Multiple sclerosis (MS) is an inflammatory disease of the central nervous system. MS has a prominent neurodegenerative component that is most visible in the progressive phases of the disease and is not amenable to immunomodulatory treatments. We use a translational approach to understand mechanisms leading to neurodegeneration in MS.
Current projects are:
- Mechanisms of neurodegeneration in MS cortex
- Iron-sensitive phase/QSM imaging in multiple sclerosis patients
- Patient-specific neuronal susceptibility to inflammation
Mechanisms of neurodegeneration in MS cortexWe are using autopsy tissue from MS patients to define mechanisms of neuronal damage in cortical gray matter. I particular, we are interested in the roles of autophagy, mitochondrial dysfunction and oxidative damage in neuronal degeneration. For this, we are using a MS brain bank maintained in our laboratory.
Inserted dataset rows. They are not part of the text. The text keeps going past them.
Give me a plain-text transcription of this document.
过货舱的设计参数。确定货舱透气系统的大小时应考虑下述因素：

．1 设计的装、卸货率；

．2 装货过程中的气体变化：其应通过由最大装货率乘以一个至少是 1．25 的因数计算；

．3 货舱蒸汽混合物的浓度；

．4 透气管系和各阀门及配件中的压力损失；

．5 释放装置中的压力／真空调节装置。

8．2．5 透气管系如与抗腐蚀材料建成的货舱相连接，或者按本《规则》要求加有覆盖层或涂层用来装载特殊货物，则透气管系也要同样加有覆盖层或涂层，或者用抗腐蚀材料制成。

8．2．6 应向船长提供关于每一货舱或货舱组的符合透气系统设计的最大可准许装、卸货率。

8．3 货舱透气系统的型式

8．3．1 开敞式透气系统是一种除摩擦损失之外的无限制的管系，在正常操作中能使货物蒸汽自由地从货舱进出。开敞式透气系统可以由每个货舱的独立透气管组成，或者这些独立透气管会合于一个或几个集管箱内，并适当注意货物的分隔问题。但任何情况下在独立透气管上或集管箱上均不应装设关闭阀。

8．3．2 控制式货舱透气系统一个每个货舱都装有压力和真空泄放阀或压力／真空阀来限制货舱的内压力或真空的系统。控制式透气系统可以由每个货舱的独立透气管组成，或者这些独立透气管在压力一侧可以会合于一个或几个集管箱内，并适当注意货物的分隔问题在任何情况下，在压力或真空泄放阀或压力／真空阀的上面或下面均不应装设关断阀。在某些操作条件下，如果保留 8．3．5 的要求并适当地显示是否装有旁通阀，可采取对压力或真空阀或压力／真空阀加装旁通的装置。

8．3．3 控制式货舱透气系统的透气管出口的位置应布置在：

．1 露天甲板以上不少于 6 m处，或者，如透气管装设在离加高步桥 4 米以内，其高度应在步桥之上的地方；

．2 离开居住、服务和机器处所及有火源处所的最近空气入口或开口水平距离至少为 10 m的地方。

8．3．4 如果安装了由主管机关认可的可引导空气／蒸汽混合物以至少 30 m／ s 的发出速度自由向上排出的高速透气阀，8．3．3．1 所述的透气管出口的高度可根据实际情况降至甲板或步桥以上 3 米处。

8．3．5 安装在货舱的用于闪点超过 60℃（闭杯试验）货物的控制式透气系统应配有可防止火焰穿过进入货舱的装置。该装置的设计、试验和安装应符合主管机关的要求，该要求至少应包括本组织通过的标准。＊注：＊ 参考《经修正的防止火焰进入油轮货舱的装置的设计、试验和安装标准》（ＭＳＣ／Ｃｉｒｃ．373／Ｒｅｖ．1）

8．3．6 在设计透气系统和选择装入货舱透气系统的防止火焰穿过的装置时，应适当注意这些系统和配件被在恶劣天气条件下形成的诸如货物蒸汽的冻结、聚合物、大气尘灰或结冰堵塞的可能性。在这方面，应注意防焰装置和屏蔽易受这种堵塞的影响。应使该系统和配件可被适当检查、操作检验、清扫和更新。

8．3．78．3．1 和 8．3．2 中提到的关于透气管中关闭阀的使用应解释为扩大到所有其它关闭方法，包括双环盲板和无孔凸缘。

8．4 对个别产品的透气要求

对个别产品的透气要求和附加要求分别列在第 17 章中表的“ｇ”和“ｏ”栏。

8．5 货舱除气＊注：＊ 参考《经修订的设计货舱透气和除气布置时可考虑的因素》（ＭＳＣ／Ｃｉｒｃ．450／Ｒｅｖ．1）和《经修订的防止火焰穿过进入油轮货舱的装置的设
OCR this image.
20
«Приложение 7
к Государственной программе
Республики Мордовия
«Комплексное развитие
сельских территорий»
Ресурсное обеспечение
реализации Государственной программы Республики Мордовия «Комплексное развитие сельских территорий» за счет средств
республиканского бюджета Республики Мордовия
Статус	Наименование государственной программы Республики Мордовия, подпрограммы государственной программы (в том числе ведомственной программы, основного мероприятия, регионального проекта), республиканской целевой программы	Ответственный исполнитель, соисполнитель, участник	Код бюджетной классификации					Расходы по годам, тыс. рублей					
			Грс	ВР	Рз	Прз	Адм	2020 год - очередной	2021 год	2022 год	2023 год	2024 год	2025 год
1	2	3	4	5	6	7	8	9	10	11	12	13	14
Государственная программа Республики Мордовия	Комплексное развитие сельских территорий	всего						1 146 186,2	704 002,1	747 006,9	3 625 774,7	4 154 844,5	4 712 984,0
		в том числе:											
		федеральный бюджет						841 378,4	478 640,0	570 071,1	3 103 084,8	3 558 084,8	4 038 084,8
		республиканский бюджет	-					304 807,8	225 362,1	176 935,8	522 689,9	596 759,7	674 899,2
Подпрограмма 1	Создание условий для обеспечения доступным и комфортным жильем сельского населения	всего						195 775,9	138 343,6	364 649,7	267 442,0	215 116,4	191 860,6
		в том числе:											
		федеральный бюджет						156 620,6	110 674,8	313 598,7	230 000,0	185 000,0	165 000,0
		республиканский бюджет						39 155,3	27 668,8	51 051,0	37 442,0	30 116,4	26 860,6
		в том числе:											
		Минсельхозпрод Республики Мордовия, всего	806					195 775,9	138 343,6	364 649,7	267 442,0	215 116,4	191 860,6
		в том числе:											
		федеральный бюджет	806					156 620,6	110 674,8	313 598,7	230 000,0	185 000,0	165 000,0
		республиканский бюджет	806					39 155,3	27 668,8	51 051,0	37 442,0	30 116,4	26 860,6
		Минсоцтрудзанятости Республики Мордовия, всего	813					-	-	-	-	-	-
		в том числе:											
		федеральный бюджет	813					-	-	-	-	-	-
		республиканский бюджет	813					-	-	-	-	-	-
Iron-sensitive phase/QSM imaging in multiple sclerosis patientsWith this research program we explore the role of iron accumulation in MS lesions. Iron deposition occurs during lesion development and can be visualized in MS patients with iron-sensitive magnetic resonance imaging (phase/QSM). Our work suggests that iron accumulates predominantly in activated microglia/macrophages within MS lesions and drives proinflammatory polarization. Iron-sensitive imaging is therefore likely to be indicative of low grade chronic inflammation and might be a useful tool to monitor the inflammatory status of MS patients.
Patient-specific neuronal susceptibility to inflammation
Recent advances in stem cell research, especially in induced pluripotent stem cell (iPSC) technology, lead to new opportunities for in vitro modeling of neurological diseases. A growing number of studies on familial forms of Alzheimer’s disease, Parkinson’s disease or amyotrophic lateral sclerosis (ALS) are demonstrating that aspects of these diseases can be recapitulated in patient-specific neuronal cultures in vitro.
We are applying this approach to multiple sclerosis, which has a genetically complex, multifactorial etiology. We examine whether iPSC-derived neurons from MS patients with specific clinical phenotypes differ in their vulnerability to inflammation. The goal of these experiments is to create a platform with which we can examine mechanisms of neurodegeneration in MS, prognosticate the risk for neurodegeneration in individual patients and determine the efficacy of neuroprotective treatments for a given patient, thereby creating a personalized approach to MS treatment.